The key to all of this is to have a disciplined approach to agentizing every aspect of your business, no matter which end of the spectrum you start from. It doesn’t matter who the stakeholders are. True consistency can be achieved if there is a consistent and disciplined approach in which ideas are evaluated and proposed value is calculated, with an understanding of the technical implications.
No organization becomes an agent overnight. Every organization begins in some way. Perhaps by competency or by business unit. But without a consistent and disciplined evaluation process, everyone will be starting from a different place, calculating different benefits, and executing on different visions.
A disciplined approach requires several components. One is to be clear about how you choose your goals. Do you mean cost? growth? experience? There are things that are amenable to agentization that can yield intermediate values, so we need to be clear. Some offer more value, but the fit will be a greater burden.
Getting to the right place for your agential bets also requires standards and protocols for evaluating them, based first and foremost on what you value. Then move your organization through the same assessments periodically to arrive at your focus. It gives you consistency and clarity so you understand what you’re spending your money on, what value you can expect in return, and can calculate and monitor that value.

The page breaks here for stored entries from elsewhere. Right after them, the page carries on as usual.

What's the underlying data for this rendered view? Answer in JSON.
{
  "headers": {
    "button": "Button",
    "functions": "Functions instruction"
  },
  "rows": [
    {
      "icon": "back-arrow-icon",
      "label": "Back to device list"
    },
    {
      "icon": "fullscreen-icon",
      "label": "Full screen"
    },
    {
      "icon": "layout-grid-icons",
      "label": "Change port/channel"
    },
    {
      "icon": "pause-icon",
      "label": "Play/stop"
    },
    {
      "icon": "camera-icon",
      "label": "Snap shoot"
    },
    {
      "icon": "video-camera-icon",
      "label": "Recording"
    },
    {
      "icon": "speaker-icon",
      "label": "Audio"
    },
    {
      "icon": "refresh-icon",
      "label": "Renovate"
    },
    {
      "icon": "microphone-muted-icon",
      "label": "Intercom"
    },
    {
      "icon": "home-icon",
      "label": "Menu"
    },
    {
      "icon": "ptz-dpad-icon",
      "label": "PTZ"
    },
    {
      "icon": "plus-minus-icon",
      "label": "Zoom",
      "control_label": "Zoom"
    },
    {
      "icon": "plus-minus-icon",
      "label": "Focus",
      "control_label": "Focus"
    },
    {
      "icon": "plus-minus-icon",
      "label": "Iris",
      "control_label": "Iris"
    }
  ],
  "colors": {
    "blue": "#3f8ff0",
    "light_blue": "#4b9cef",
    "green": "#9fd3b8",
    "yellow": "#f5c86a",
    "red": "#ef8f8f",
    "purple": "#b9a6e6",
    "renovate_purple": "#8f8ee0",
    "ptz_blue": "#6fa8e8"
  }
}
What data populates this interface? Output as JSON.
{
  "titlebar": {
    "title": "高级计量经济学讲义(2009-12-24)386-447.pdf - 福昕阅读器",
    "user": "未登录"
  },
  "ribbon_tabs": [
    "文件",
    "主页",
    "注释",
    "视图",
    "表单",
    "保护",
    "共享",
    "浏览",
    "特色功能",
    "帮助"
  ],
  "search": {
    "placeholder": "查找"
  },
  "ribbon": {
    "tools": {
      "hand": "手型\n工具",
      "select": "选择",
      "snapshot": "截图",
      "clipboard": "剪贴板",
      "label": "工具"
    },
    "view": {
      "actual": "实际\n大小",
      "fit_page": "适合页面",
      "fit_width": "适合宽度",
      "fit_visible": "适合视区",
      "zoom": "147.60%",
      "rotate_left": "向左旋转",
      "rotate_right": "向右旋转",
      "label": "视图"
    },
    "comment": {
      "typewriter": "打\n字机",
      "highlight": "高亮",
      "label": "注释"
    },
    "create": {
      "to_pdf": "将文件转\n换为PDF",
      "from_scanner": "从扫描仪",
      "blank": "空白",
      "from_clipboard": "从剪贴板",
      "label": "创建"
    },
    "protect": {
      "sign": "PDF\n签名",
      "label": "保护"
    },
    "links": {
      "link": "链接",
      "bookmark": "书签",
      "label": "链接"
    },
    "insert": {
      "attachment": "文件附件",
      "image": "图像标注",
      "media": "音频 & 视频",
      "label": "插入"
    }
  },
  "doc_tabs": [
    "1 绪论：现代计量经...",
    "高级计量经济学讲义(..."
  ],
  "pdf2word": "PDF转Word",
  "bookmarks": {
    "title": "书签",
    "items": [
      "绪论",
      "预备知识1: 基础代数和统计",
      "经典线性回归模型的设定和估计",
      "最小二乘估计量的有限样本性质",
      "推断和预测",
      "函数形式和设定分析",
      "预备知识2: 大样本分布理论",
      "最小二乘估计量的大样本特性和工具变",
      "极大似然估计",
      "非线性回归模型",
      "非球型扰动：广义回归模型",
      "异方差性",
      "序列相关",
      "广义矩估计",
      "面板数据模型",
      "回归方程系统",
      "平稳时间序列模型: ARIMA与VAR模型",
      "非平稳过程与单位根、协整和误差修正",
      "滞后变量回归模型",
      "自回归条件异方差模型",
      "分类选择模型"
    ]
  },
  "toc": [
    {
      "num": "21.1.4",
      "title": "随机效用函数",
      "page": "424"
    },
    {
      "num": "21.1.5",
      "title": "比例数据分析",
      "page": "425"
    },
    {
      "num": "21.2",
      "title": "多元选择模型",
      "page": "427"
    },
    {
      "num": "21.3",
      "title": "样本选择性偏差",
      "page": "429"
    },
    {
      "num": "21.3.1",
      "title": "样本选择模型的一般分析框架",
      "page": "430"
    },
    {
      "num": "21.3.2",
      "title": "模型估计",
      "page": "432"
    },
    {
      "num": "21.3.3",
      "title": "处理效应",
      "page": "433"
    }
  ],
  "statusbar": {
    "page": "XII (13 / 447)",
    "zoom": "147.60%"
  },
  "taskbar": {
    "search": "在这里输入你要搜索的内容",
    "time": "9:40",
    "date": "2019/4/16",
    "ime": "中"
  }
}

Agent AI is a trend, but it’s happening in a broader context: Generation AI There are also large language models, some of which are old. What are the fundamental elements of agent AI that business and IT leaders should focus on first?
Widener: Autonomous agents operate independently, so the more autonomy an agent has, the more important governance and data quality become. I’m not going to ask for permission to run it. And the more autonomy you have, the more security you need. These are important at first, but become even more important as autonomy increases.
Deloitte has introduced a tool called Enterprise AI Navigator. What is it and how do people get it?
Widener: It was created because there was no consistent tool available that would allow organizations to have a disciplined approach that they can apply now and into the future.
This is not something we sell to our clients as a product, but rather a tool that they use to help advance their agency journey and reach both their roadmap and the outcomes they have identified. This will help you feel more confident in your choices.
Future workflows (changes to the work itself as described earlier) are suggested so you can see them before your first agent is coded. You can understand what your future will look like and begin to understand how your operating model will change and the changes you will need to make to your workforce in terms of training, upskilling, or job shifts. You know all of that comes in.
Now they are things that are discovered along the way, and that is what contributes to pilot purgatory. You need to know them when you start your agent efforts, not when you have already started your agent efforts.
David Essex is an industry editor who creates in-depth content on enterprise applications, emerging technologies, and market trends for several Informa TechTarget websites.